SIMI Here, SIMI There, SIMI Everywhere


One of the witnesses in this case is the controversial Gujarat police officer, Narendra Amin — the man accused in Hyderabad of shooting dead the brother of Moutasim Billah (profiled on page 28) in October 2004 and is now lodged in a Gujarat jail, accused of killing in cold blood Kausar Bi, the wife of businessman Sohrabuddin, who himself was killed in a fake encounter.

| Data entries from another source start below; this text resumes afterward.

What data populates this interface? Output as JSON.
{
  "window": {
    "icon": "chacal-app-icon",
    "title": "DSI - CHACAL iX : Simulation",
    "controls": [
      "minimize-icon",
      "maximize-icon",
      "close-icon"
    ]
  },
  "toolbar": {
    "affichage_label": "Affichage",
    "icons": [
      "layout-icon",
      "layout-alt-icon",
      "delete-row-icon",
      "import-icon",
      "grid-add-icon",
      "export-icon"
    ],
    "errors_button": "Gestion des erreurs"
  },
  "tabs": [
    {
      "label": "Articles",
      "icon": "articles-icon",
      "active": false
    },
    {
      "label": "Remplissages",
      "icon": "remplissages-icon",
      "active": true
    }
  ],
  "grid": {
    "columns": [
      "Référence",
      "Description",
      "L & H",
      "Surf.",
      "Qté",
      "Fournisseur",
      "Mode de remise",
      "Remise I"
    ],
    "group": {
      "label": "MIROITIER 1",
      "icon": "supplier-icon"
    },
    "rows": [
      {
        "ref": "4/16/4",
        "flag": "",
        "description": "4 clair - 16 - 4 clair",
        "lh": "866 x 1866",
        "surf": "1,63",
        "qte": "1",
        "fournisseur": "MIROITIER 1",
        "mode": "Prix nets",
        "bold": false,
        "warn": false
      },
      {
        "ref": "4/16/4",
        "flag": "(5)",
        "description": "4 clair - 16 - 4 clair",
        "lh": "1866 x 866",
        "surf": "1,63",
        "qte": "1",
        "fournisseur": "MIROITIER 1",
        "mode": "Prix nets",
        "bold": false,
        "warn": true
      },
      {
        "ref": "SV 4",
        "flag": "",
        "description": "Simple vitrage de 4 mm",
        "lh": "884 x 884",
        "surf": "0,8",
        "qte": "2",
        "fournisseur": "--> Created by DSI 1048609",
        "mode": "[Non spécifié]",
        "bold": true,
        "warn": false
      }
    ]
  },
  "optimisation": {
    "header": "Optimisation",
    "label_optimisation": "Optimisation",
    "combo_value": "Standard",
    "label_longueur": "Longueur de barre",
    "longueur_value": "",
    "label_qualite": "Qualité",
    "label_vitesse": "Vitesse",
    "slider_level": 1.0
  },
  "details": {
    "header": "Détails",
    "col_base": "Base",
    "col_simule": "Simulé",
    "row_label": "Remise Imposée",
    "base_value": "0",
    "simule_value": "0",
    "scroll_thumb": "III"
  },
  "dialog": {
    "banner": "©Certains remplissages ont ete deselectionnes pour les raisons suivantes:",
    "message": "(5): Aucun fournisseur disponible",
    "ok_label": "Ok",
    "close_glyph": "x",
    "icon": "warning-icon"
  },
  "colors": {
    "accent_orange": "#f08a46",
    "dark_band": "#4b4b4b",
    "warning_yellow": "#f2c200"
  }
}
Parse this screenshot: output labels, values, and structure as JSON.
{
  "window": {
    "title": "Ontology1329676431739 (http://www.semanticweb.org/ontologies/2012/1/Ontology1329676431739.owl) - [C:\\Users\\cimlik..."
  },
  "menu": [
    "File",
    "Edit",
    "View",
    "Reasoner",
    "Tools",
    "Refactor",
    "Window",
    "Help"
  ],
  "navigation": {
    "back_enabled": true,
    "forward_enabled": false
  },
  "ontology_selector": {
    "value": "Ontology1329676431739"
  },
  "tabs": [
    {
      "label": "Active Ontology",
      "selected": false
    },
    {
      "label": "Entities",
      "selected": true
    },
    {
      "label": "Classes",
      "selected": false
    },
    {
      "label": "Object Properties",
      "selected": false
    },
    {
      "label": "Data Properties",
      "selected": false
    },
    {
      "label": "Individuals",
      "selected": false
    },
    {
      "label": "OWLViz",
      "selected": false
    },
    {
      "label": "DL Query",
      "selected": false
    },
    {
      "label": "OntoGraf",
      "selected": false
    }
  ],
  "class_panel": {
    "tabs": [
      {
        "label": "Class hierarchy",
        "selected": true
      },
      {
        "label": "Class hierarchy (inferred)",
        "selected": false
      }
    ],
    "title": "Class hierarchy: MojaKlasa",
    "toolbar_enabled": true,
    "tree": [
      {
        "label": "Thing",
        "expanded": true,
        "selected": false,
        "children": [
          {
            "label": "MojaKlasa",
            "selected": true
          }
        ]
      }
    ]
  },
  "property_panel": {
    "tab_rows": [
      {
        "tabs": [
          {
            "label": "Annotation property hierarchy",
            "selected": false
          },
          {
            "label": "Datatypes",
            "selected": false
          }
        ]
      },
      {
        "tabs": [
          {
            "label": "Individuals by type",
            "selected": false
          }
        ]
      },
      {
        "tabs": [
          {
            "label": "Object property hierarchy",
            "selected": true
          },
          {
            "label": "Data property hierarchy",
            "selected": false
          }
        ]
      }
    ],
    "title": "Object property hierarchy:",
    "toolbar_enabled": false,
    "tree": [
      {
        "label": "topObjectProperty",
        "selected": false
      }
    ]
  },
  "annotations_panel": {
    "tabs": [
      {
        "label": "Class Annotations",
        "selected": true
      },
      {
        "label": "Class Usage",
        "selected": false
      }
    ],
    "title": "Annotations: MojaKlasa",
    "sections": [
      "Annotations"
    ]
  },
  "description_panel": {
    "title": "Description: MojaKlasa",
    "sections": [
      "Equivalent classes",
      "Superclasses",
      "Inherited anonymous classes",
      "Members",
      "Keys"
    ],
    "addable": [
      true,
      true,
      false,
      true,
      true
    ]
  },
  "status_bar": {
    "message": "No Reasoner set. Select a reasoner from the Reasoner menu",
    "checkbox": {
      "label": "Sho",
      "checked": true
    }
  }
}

Despite the fact that Rajshri Hall is one of the best-known venues for public gatherings in Surat, the police could find no independent witnesses to attest to the arrest and seizures. The defence has claimed in the trial court that the witnesses who did join the investigation are themselves accused in other cases registered in the same police station. The Surat police also wrote to police in other states seeking more information on all the other accused in the case.
In the case of Ziauddin Siddiqui (profiled on page 38) the Aurangabad police promptly wrote back saying, yes, he was indeed an “active SIMI member”. The Surat police offered that letter from the Aurangabad police to the trial court as clinching evidence that since Siddiqui was a SIMI member, and since he was a participant there, it was obvious that the Surat meeting was called by SIMI.
One of the accused is 46-yearold Mohammad Muslim, a civil construction contractor from Ahmedabad. “The police had been swarming around us since morning,” he recalled in an interview with TEHELKA in Ahmedabad. Muslim was never a member of SIMI. He spent nine months in three jails across Gujarat before getting bail.
Four of the accused were denied bail even by the High Court. They had to go all the way to the Supreme Court and could get bail only in February 2003. These include Atta-ur-rehman Kureshi of Saharanpur, the gentle septuagenarian (profiled on page 36). As Chairman of the host organisation, Kureshi is accused number one. Another accused is a professor of economics at Jodhpur University.
In 2005, High Court judge RP Dholakia ordered that the matter be expedited and the trial end in six months. The trial is still going on. Five of the eight witnesses have turned hostile. The police said the host organisation’s Delhi office was untraceable. As proof, they filed a report from a police sub-inspector, who they claimed went to Delhi for a day, sat in a taxi, hunted for the office, couldn’t find it, and came back. The report, interestingly, was filed on December 29 — barely two days after the arrests.
When “live” bombs were being diffused in Surat last week, police and intelligence agencies announced they were “keeping a close watch” on the five “SIMI activists from Surat who were arrested in December 2001”.